Journal Relationships

If Sex Is A Chore, Something Is Wrong

If Sex Is A Chore, Something Is Wrong www.herviewfromhome.com
Written by Emily Sinkclear

I’m part of an online support group for Christian women who have experienced pregnancy loss. It’s a safe place where women who have been through the heartache of losing an unborn child can share their struggles and offer hope to others.

Recently, a woman wrote a comment saying that since her loss, she has avoided having sex with her husband. To her, femininity, sex, and making babies were inexplicably intertwined.

Many of the comments to her where sympathetic and understanding, but one comment made me angry. A well intentioned woman in the group made the comment that “not having sex with your husband would be like him not talking to you” in reference to this article called Your Sex-Starved Man which basically states that husbands need sex and wives should provide it.

There seems to be a crisis of marriages in which women see sex as a chore and men see sex as a marital right.
Personally, I am lucky to have married a man who I am compatible with on many levels, including sexually. Our sexual appetites are about equal, and we do our best to meet each other’s needs in and out of the bedroom. When we go to bed, we both leave satisfied every time. So perhaps I am missing something here but this idea that so many women see sex as a chore has always bothered me immensely.

God created sex in the context of a loving, committed relationship, like marriage so that both men and women could benefit from the physical, emotional, and spiritual benefits of sex.

If a woman doesn’t want to have sex with her husband, something is wrong. I understand that sometimes we get tired and may not be in the mood but that isn’t what I’m talking about.
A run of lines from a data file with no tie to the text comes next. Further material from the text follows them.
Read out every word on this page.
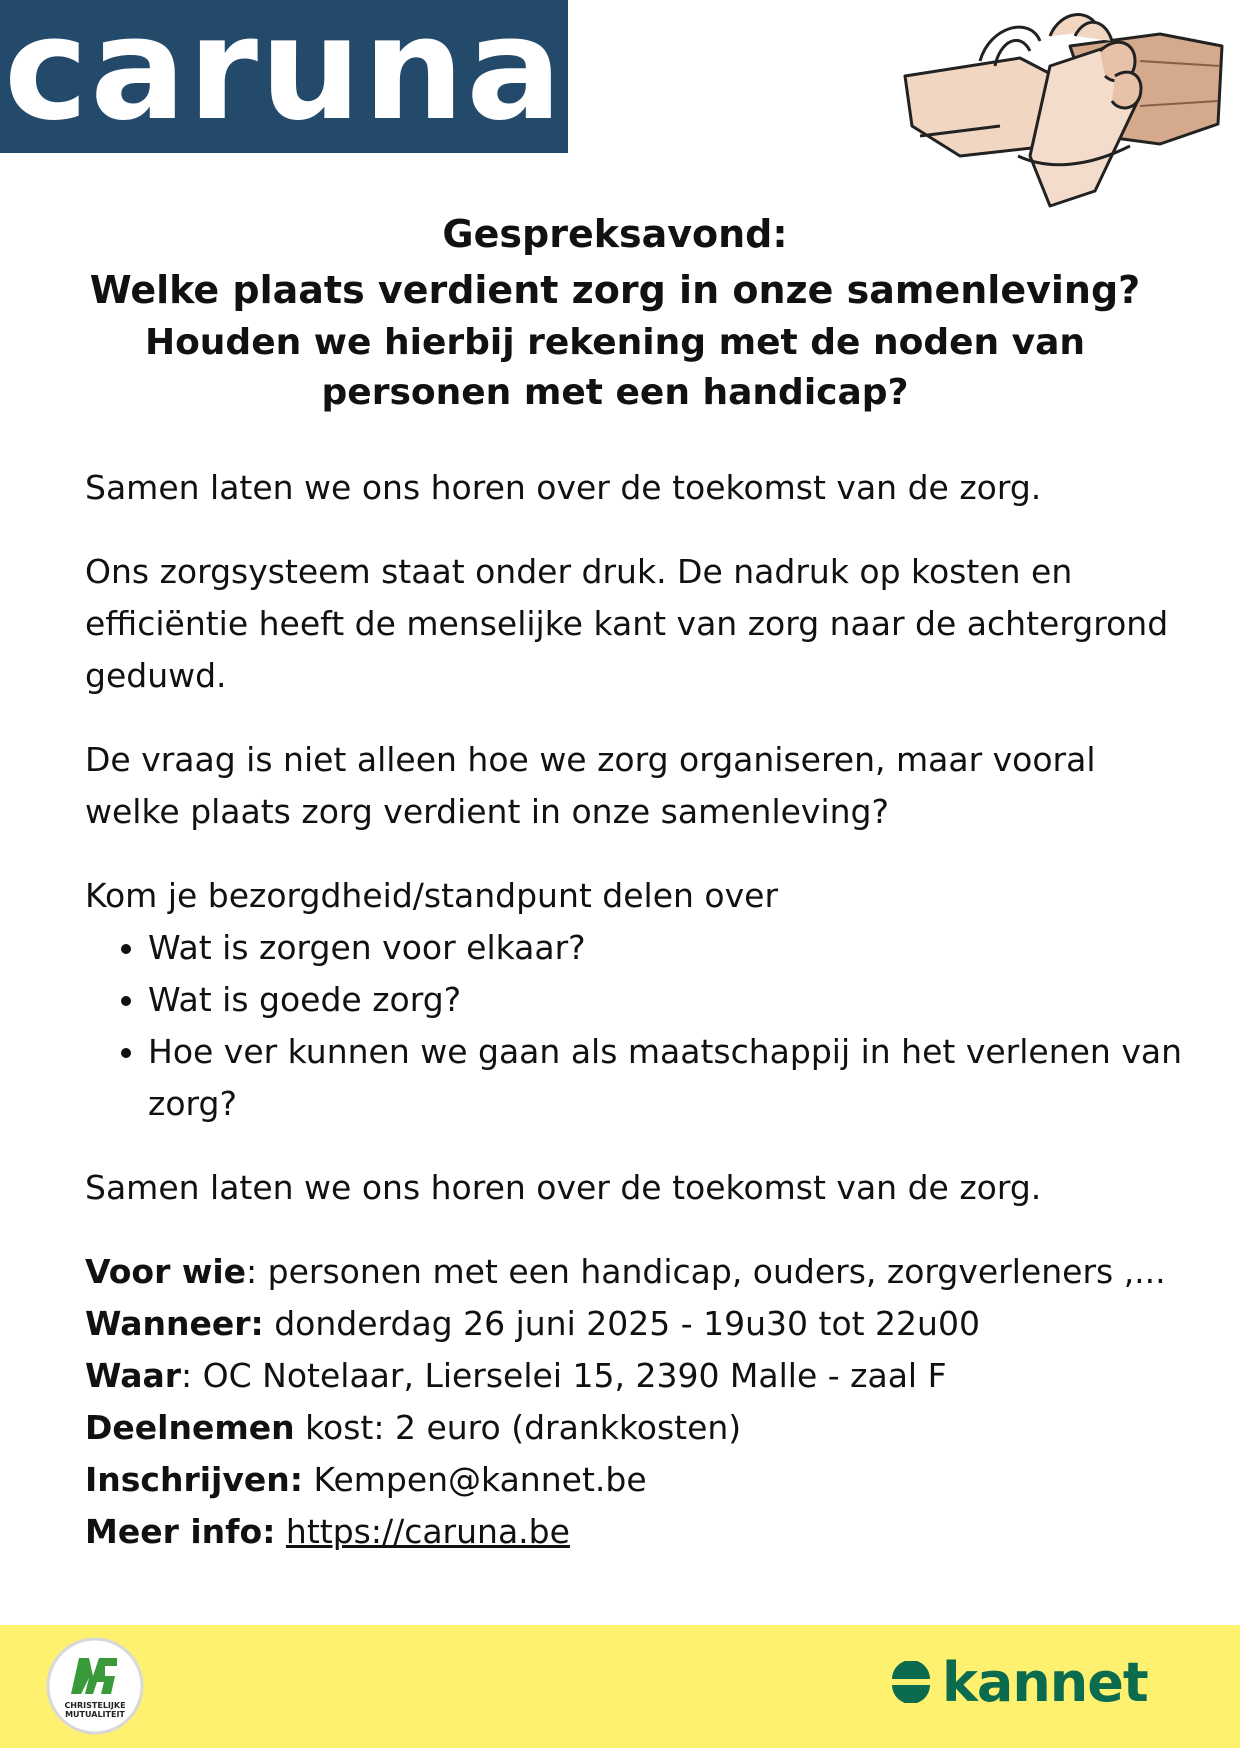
caruna
Gespreksavond:
Welke plaats verdient zorg in onze samenleving?
Houden we hierbij rekening met de noden van
personen met een handicap?

Samen laten we ons horen over de toekomst van de zorg.

Ons zorgsysteem staat onder druk. De nadruk op kosten en efficiëntie heeft de menselijke kant van zorg naar de achtergrond geduwd.

De vraag is niet alleen hoe we zorg organiseren, maar vooral welke plaats zorg verdient in onze samenleving?

Kom je bezorgdheid/standpunt delen over

• Wat is zorgen voor elkaar?
• Wat is goede zorg?
• Hoe ver kunnen we gaan als maatschappij in het verlenen van zorg?

Samen laten we ons horen over de toekomst van de zorg.

Voor wie: personen met een handicap, ouders, zorgverleners ,...

Wanneer: donderdag 26 juni 2025 - 19u30 tot 22u00

Waar: OC Notelaar, Lierselei 15, 2390 Malle - zaal F

Deelnemen kost: 2 euro (drankkosten)

Inschrijven: Kempen@kannet.be

Meer info: https://caruna.be

CHRISTELIJKE
MUTUALITEIT
kannet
There have been many times when either my husband or I wasn’t in the mood, but there have been maybe two or three times in our 6 years of marriage where we have turned each other down. This is the kind of sacrificial marital love that Christians often speak of when they quote scripture, (1 Corinthians 7:3-5) often taking it out of context. However, giving in when you’re “not in the mood” is very different from giving in when you feel pressured to do something that’s supposed to be so sacred and special but that your heart and soul is not a part of.

How many women are being given the advice to “just do it” when what they really need is to talk to their husbands about how broken and hurt they feel?

I understand the pain of the woman who posted in the online support group. I felt the same brokenness after my miscarriages. For several months after my losses, sex was a painful reminder of the life that was no more. I cried to my husband about how I felt and it helped. He listened, and he comforted me. He couldn’t possibly understand the pain I was feeling but he tried and he was patient.

The advice to “satisfy your man” is so much a part of our culture that it’s become a part of the cultural milieu, and it bothers me on so many levels.

First, it suggests that sex is a chore. If sex is a chore, you aren’t doing it right.

Secondly, it suggests that women are responsible for the sexual needs of their husbands, without taking into account differences in libido, personality, and a host of other factors. If a man wants to have sex every day and his wife can only get in the groove once a week, why should she be responsible for satisfying him the other six days? He should respect his wife enough to satisfy himself without making his wife feel like a machine.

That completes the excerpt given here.